L’importanza del MES ora

È il MES allora a ovviare a questa mancanza e far entrare finalmente l’Europa nel novero delle aree monetarie uniche realmente integrate, come quella del dollaro, del renmimbi o della rupia indiana, alla faccia di falchi, frugali e a quella ancor peggiore di Alternative für Deutschland.

Certamente sarebbe meglio avere dietro reali intenti di pace e fratellanza, ma detti prodotti non sono ben spendibili nei confronti dell’elettorato protestante, sempre weberianamente parlando. Perché poi del resto il debito federale americano è stato messo in comune dopo la guerra per la rivoluzione – e così si è compiuta la nascita del dollaro. In Cina la valuta unica è stata introdotta nel 1948 con la spinta della guerra civile di Mao contro Chiang Kai-shek. La pandemia che ci ha dato la spintarella valutaria si colloca pertanto in una cinica tradizione capitalista, secondo cui unità e pace nascono dalle tragedie.

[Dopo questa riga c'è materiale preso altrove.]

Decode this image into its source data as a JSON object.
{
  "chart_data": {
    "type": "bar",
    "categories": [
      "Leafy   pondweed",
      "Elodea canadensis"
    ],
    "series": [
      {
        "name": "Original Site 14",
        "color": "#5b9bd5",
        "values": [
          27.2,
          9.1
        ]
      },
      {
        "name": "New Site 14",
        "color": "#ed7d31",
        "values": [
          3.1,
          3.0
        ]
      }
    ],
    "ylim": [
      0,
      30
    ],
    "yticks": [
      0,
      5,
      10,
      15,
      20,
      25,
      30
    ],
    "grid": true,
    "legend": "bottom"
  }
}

Cambia un aspetto: l’Europa italianizzata non potrà indulgere in svalutazioni competitive come si faceva un tempo, ma tant’è.

Quando l’Italia decise d’interrompere il filo diretto tra Tesoro e Bankitalia lo fece per una tensione verso il modernismo europeo. Ambiva a tedeschizzarsi: si sarebbe dovuto industrializzare il sud, creare una maggiore integrazione fiscale, investire. Purtroppo l’ideologia era cambiata, ma la mentalità no: si pensava ancora di poter spendere senza risorse. Per questo alla tassa occulta dell’inflazione si è sostituita quella reale del fisco, e inoltre il debito pubblico è esploso.

L’Italia è un laboratorio politico dal quale nascono costantemente idee che poi tutto il mondo occidentale adotta. In questo caso, noi abbiamo già visto ciò che può succedere se il cambiamento non è accompagnato da una vera rivoluzione culturale, politica e identitaria. Siamo all’alba di una nuova stagione di speranze, ma ne saremo all’altezza?